A while back we wanted to set up a single pipeline with deployments of the same application to multiple AWS accounts so we needed to figure out a good clean way to configure the credentials for that.
Most people with some experience with AWS and IAM know that you can define the credentials to be used with AWS_ACCESS_KEY_ID and AWS_SECRET_ACCESS_KEY environment variables, but what if you need to switch between two different pairs of credentials? Gitlab CI for example will not let you redefine variables defined outside the .gitlab-ci.yml file inside the file itself. Luckily there are a few less known AWS CLI environment variables that you can use: AWS_CONFIG_FILE and AWS_SHARED_CREDENTIALS_FILE combined with AWS_PROFILE.

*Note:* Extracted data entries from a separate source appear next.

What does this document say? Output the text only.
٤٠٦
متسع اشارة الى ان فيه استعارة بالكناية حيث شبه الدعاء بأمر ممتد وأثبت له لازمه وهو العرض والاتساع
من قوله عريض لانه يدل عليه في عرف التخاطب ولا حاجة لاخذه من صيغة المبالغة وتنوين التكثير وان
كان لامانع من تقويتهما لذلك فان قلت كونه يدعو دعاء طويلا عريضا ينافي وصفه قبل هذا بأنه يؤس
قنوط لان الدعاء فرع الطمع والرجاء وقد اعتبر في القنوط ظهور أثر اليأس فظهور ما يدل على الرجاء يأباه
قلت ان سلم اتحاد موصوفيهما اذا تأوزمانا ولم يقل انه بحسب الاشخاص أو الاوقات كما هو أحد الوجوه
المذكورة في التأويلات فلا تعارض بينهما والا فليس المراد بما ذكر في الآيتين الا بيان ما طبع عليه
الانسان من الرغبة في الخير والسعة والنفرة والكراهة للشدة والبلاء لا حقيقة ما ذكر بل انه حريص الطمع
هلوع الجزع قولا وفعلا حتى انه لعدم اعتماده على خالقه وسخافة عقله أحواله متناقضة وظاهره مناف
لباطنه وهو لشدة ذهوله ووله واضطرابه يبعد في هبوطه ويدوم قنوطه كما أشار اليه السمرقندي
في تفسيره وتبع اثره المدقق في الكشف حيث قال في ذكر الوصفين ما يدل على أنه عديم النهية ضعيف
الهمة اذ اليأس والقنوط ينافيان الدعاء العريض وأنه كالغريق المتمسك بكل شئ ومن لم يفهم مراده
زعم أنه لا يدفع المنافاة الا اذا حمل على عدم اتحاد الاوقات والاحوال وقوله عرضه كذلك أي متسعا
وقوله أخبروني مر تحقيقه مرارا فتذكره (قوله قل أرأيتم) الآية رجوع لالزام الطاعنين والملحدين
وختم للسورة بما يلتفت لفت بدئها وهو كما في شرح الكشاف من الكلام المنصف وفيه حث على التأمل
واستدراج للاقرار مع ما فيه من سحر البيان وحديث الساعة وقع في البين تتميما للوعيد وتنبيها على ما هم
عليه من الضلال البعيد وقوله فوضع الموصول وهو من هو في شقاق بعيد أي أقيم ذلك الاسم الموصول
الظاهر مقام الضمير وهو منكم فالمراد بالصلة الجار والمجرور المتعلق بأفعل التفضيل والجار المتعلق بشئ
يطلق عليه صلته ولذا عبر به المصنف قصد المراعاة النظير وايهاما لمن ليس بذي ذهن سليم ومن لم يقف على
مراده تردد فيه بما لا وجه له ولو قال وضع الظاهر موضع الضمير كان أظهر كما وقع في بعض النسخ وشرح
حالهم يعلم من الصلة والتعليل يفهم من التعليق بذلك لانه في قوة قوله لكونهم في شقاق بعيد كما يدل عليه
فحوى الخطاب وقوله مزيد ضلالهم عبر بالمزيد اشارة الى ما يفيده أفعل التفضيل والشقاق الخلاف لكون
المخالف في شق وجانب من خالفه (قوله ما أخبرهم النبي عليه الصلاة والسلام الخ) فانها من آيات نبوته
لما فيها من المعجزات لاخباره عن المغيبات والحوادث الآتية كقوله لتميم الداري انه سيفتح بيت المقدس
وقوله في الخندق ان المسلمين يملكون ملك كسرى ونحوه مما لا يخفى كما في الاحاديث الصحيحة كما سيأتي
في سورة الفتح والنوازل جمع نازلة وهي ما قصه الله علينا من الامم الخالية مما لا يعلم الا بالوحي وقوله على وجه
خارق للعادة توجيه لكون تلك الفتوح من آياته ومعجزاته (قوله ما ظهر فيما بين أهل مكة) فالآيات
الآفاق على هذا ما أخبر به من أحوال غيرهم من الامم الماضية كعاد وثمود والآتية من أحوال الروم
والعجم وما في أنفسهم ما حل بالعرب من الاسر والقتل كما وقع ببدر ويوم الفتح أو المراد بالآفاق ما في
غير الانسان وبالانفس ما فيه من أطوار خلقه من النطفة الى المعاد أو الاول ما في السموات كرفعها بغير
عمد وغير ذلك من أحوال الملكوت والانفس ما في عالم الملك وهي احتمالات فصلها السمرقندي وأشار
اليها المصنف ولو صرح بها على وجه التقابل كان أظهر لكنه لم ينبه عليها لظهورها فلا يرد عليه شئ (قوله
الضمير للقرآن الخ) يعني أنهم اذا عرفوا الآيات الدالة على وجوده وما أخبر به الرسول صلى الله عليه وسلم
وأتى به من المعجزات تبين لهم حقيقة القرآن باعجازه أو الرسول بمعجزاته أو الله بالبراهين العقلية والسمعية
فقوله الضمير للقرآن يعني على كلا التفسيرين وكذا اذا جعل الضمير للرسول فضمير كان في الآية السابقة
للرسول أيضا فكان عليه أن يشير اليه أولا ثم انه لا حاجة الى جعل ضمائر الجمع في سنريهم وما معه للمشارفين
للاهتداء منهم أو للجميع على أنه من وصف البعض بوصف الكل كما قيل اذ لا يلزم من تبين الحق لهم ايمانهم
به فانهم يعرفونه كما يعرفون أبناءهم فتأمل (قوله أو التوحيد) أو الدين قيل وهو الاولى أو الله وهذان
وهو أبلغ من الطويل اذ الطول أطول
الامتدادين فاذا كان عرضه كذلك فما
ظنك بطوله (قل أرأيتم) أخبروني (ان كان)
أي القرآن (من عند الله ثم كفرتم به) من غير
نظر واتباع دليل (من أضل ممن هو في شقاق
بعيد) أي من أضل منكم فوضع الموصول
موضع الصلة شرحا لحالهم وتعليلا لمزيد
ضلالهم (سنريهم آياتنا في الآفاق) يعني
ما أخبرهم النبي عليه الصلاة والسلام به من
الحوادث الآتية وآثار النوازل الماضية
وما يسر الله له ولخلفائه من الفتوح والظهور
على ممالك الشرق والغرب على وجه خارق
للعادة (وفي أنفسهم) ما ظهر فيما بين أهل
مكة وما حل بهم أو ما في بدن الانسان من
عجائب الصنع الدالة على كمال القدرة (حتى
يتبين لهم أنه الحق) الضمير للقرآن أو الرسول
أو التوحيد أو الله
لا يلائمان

So what do they do exactly? From the docs:
AWS_CONFIG_FILE – Specifies the location of the file that the AWS CLI uses to store configuration profiles. The default path is ~/.aws/config
.
AWS_SHARED_CREDENTIALS_FILE – Specifies the location of the file that the AWS CLI uses to store access keys. The default path is ~/.aws/credentials
.
AWS_PROFILE – Specifies the name of the AWS CLI profile with the credentials and options to use. This can be the name of a profile stored in a credentials
or config
file, or the value default
to use the default profile.
The usual AWS file locations we mostly know already can be modified, what does that give us? In Gitlab CI you can define two types of variables: Variable and File. Variable is a simple environment variable, but File is special: you define the key and value and what Gitlab CI does is that it will write the value somewhere as a file and will add an environment variable with the key where the value is the path of the file.
This fits our needs perfectly: we can define our own credentials file inline and then we just need to switch between different AWS profiles in the pipeline. So what does that look like?
.gitlab-ci.yml example with deployment to two different ECS clusters in different AWS accounts. Note the value of the AWS_PROFILE environment variable.
production:
image: registry.gitlab.com/gitlab-org/cloud-deploy/aws-ecs:latest
stage: release
script:
- ecs update-task-definition
- aws ecs wait services-stable --cluster $CI_AWS_ECS_CLUSTER --services $CI_AWS_ECS_SERVICE
variables:
CI_AWS_ECS_CLUSTER: services
CI_AWS_ECS_SERVICE: backend
CI_AWS_ECS_TASK_DEFINITION: backend
CI_APPLICATION_REPOSITORY: ${ECR_REPOSITORY_URL}
CI_APPLICATION_TAG: ${CI_COMMIT_SHORT_SHA}
AWS_PROFILE: production
rules:
- if: $CI_COMMIT_BRANCH == $CI_DEFAULT_BRANCH
staging:
image: registry.gitlab.com/gitlab-org/cloud-deploy/aws-ecs:latest
stage: release
script:
- ecs update-task-definition
- aws ecs wait services-stable --cluster $CI_AWS_ECS_CLUSTER --services $CI_AWS_ECS_SERVICE
variables:
CI_AWS_ECS_CLUSTER: services
CI_AWS_ECS_SERVICE: backend
CI_AWS_ECS_TASK_DEFINITION: backend
CI_APPLICATION_REPOSITORY: ${ECR_REPOSITORY_URL}
CI_APPLICATION_TAG: ${CI_COMMIT_SHORT_SHA}
AWS_PROFILE: staging
rules:
- if: $CI_COMMIT_BRANCH == $CI_DEFAULT_BRANCH
There are probably a lot of different ways to do that, but this is what worked for us. Same system can be used to assume a role as well, you just need to specify the relevant role in your credentials file under the profile with role_arn attribute.